To refinance using the IRRRL (VA streamline refinance) program, the new loan must have a lower interest rate. The exception is when you refinance from an adjustable-rate mortgage into a fixed-rate loan. Either way, the VA assumes that the refinance is a good idea, because you're getting a lower rate or the predictability of a fixed rate.
A VA cash-out refinance requires you to pass what's called the Net Tangible Benefit test. To pass the NTB test, the refinanced loan has to save you money in one way or another, or pay off a construction loan, or switch from an ARM to a fixed rate.
How soon can you refinance a VA loan?
When you do a VA cash-out refinance from one VA loan to another, there's a minimum period that must elapse between loan closings. At least 210 days must pass between the first payment of the original loan and the closing date of the new loan, and you must have made at least six monthly payments on the original loan.
Pros and cons of a VA refinance
Refinance for up to 100% of the value: Qualified VA borrowers may refinance for up to 100% of the home's value, including the funding fee, if it's rolled into the loan amount.
No mortgage insurance: Even refinancing at 100%, VA borrowers don't pay mortgage insurance. Instead, they pay a funding fee.
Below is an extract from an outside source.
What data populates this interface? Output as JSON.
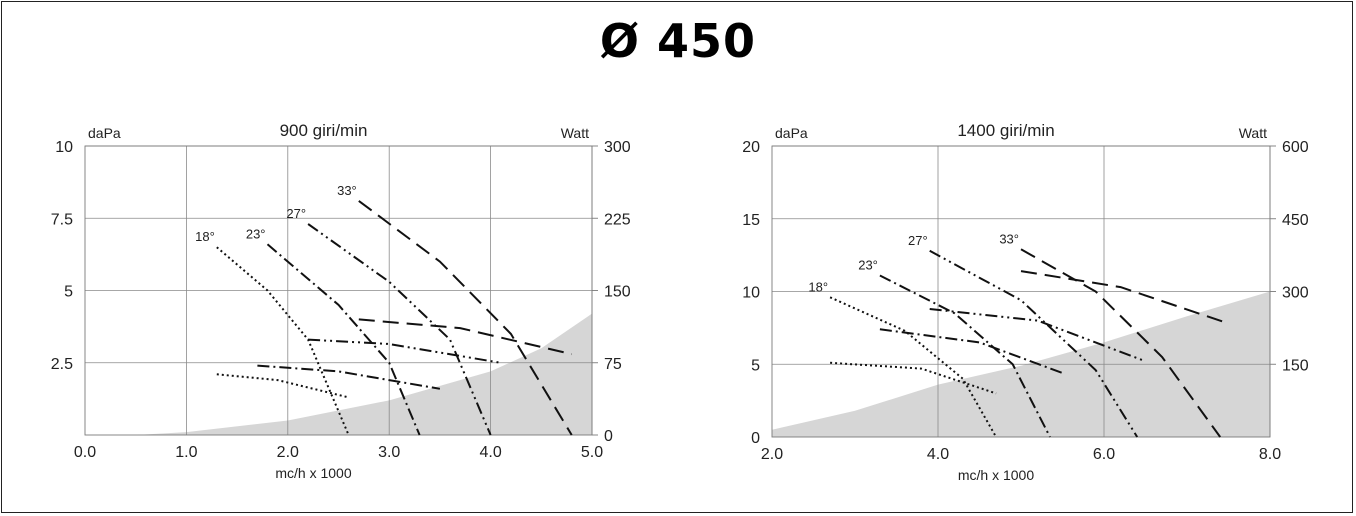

Lenient loan qualifying standards: The VA has no minimum credit score requirement, although lenders often require credit scores of 620 or higher. When assessing affordability, the VA looks at how much money is left over after the borrower's monthly expenses.
Funding fee: Although VA loans don't have mortgage insurance, they do have a funding fee that's paid at closing. The funding fee varies from 2.15% to 3.3% of the loan amount for cash-out refinances, and 0.5% of the loan amount for IRRRLs.
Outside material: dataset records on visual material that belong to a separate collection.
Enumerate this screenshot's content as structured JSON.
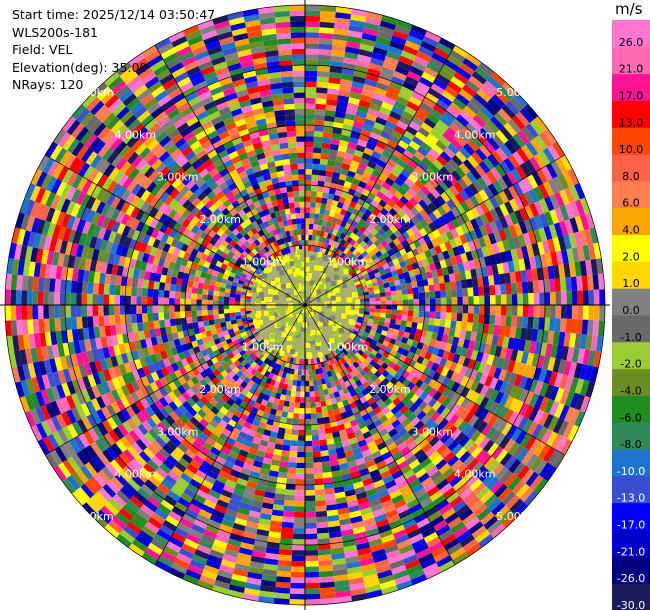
{
  "info": {
    "start_time": "Start time: 2025/12/14 03:50:47",
    "instrument": "WLS200s-181",
    "field": "Field: VEL",
    "elevation": "Elevation(deg): 35.00",
    "nrays": "NRays: 120"
  },
  "chart_data": {
    "type": "ppi-polar",
    "field": "VEL",
    "nrays": 120,
    "n_gates": 45,
    "max_range_km": 5.0,
    "range_ring_labels": [
      "1.00km",
      "2.00km",
      "3.00km",
      "4.00km",
      "5.00km"
    ],
    "range_ring_km": [
      1,
      2,
      3,
      4,
      5
    ],
    "colorbar": {
      "unit": "m/s",
      "levels": [
        -30.0,
        -26.0,
        -21.0,
        -17.0,
        -13.0,
        -10.0,
        -8.0,
        -6.0,
        -4.0,
        -2.0,
        -1.0,
        0.0,
        1.0,
        2.0,
        4.0,
        6.0,
        8.0,
        10.0,
        13.0,
        17.0,
        21.0,
        26.0
      ],
      "labels": [
        "-30.0",
        "-26.0",
        "-21.0",
        "-17.0",
        "-13.0",
        "-10.0",
        "-8.0",
        "-6.0",
        "-4.0",
        "-2.0",
        "-1.0",
        "0.0",
        "1.0",
        "2.0",
        "4.0",
        "6.0",
        "8.0",
        "10.0",
        "13.0",
        "17.0",
        "21.0",
        "26.0"
      ],
      "colors": [
        "#1a1a5e",
        "#000080",
        "#0000cd",
        "#0000ff",
        "#3a4fd0",
        "#1e73cc",
        "#2e8b57",
        "#228b22",
        "#6b8e23",
        "#9acd32",
        "#696969",
        "#808080",
        "#ffd700",
        "#ffff00",
        "#ffa500",
        "#ff7f50",
        "#ff6347",
        "#ff4500",
        "#ff0000",
        "#ff1493",
        "#ff69b4",
        "#ff77d0"
      ]
    }
  }
}
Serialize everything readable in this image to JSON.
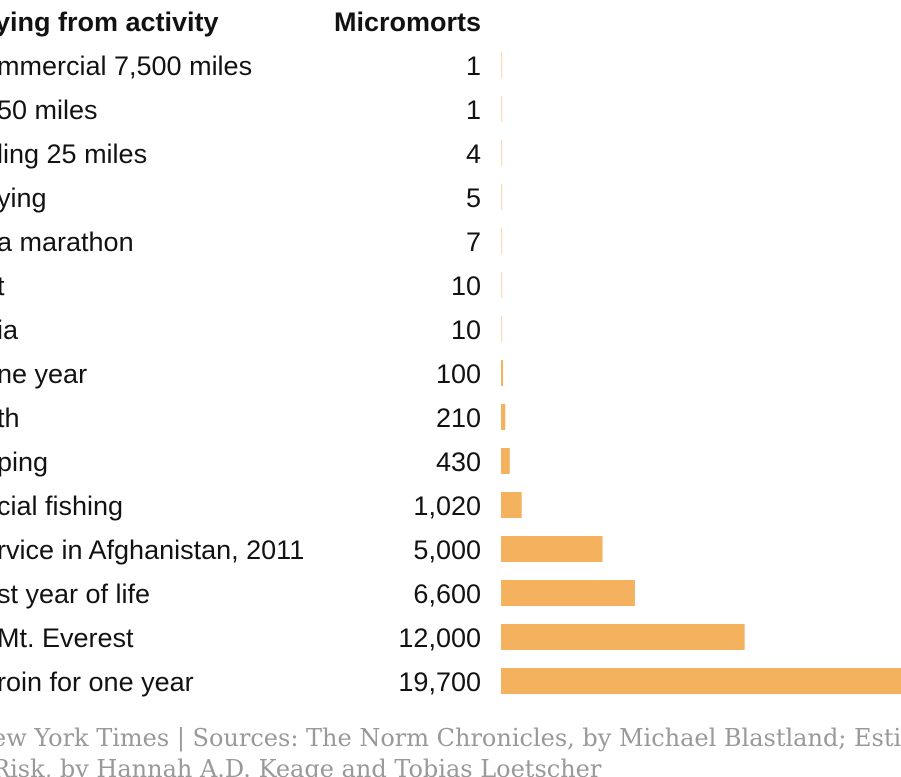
{
  "chart_data": {
    "type": "bar",
    "orientation": "horizontal",
    "label_header": "ying from activity",
    "value_header": "Micromorts",
    "categories": [
      "mmercial 7,500 miles",
      "50 miles",
      "ling 25 miles",
      "ying",
      "a marathon",
      "t",
      "ia",
      "ne year",
      "th",
      "ping",
      "cial fishing",
      "rvice in Afghanistan, 2011",
      "st year of life",
      "Mt. Everest",
      "roin for one year"
    ],
    "values": [
      1,
      1,
      4,
      5,
      7,
      10,
      10,
      100,
      210,
      430,
      1020,
      5000,
      6600,
      12000,
      19700
    ],
    "value_labels": [
      "1",
      "1",
      "4",
      "5",
      "7",
      "10",
      "10",
      "100",
      "210",
      "430",
      "1,020",
      "5,000",
      "6,600",
      "12,000",
      "19,700"
    ],
    "xlim": [
      0,
      19700
    ],
    "bar_color": "#f4b25e",
    "source_line_1": "ew York Times | Sources: The Norm Chronicles, by Michael Blastland; Estim",
    "source_line_2": " Risk, by Hannah A.D. Keage and Tobias Loetscher"
  }
}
How are mortgage rates set?
At a high level, mortgage rates are determined by economic forces that influence the bond market. You can't do anything about that, but it's worth knowing: Bad economic or global political worries can move mortgage rates lower. Good news can push rates higher.
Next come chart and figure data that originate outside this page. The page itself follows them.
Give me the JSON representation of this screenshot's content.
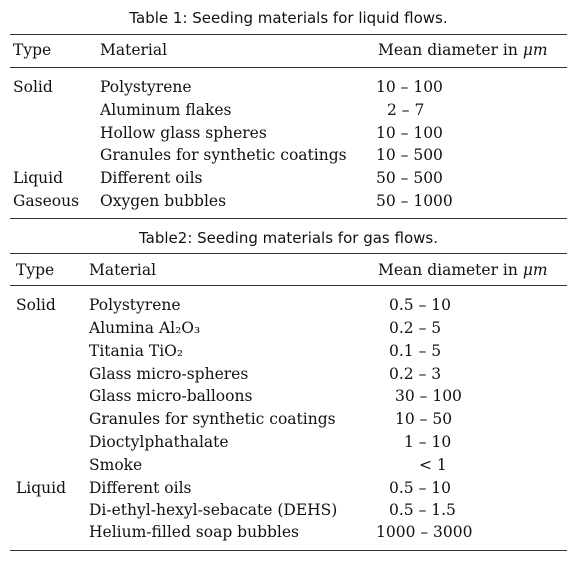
{
  "table1": {
    "caption": "Table 1: Seeding materials for liquid flows.",
    "headers": {
      "type": "Type",
      "material": "Material",
      "diameter": "Mean diameter in",
      "unit": "μm"
    },
    "rows": [
      {
        "type": "Solid",
        "material": "Polystyrene",
        "diameter": "10 – 100"
      },
      {
        "type": "",
        "material": "Aluminum flakes",
        "diameter": "2 – 7"
      },
      {
        "type": "",
        "material": "Hollow glass spheres",
        "diameter": "10 – 100"
      },
      {
        "type": "",
        "material": "Granules for synthetic coatings",
        "diameter": "10 – 500"
      },
      {
        "type": "Liquid",
        "material": "Different oils",
        "diameter": "50 – 500"
      },
      {
        "type": "Gaseous",
        "material": "Oxygen bubbles",
        "diameter": "50 – 1000"
      }
    ]
  },
  "table2": {
    "caption": "Table2: Seeding materials for gas flows.",
    "headers": {
      "type": "Type",
      "material": "Material",
      "diameter": "Mean diameter in",
      "unit": "μm"
    },
    "rows": [
      {
        "type": "Solid",
        "material": "Polystyrene",
        "diameter": "0.5 – 10"
      },
      {
        "type": "",
        "material": "Alumina Al₂O₃",
        "diameter": "0.2 – 5"
      },
      {
        "type": "",
        "material": "Titania TiO₂",
        "diameter": "0.1 – 5"
      },
      {
        "type": "",
        "material": "Glass micro-spheres",
        "diameter": "0.2 – 3"
      },
      {
        "type": "",
        "material": "Glass micro-balloons",
        "diameter": "30 – 100"
      },
      {
        "type": "",
        "material": "Granules for synthetic coatings",
        "diameter": "10 – 50"
      },
      {
        "type": "",
        "material": "Dioctylphathalate",
        "diameter": "1 – 10"
      },
      {
        "type": "",
        "material": "Smoke",
        "diameter": "< 1"
      },
      {
        "type": "Liquid",
        "material": "Different oils",
        "diameter": "0.5 – 10"
      },
      {
        "type": "",
        "material": "Di-ethyl-hexyl-sebacate (DEHS)",
        "diameter": "0.5 – 1.5"
      },
      {
        "type": "",
        "material": "Helium-filled soap bubbles",
        "diameter": "1000 – 3000"
      }
    ]
  }
}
What you can control are the amount of your down payment and your credit score. Lenders fine-tune their base interest rate on the risk they perceive to be taking with an individual loan.
So their base mortgage rate, computed with a profit margin aligned with the bond market, is adjusted higher or lower for each loan they offer. Higher mortgage rates for higher risk; lower rates for less perceived risk.
So the bigger your down payment and the higher your credit score, generally the lower your mortgage rate.
» MORE: Get your credit score for free
What's the difference between interest rate and APR?
The interest rate is the percentage that the lender charges for borrowing the money. The APR, or annual percentage rate, is supposed to reflect a more accurate cost of borrowing. The APR calculation includes fees and discount points, along with the interest rate.
APR is a tool used to compare loan offers, even if they have different interest rates, fees and discount points.
A major component of APR is mortgage insurance — a policy that protects the lender from losing money if you default on the mortgage. You, the borrower, pay for it.
Lenders usually require mortgage insurance on loans with less than 20% down payment (in a home purchase) or less than 20% equity (in a refinance).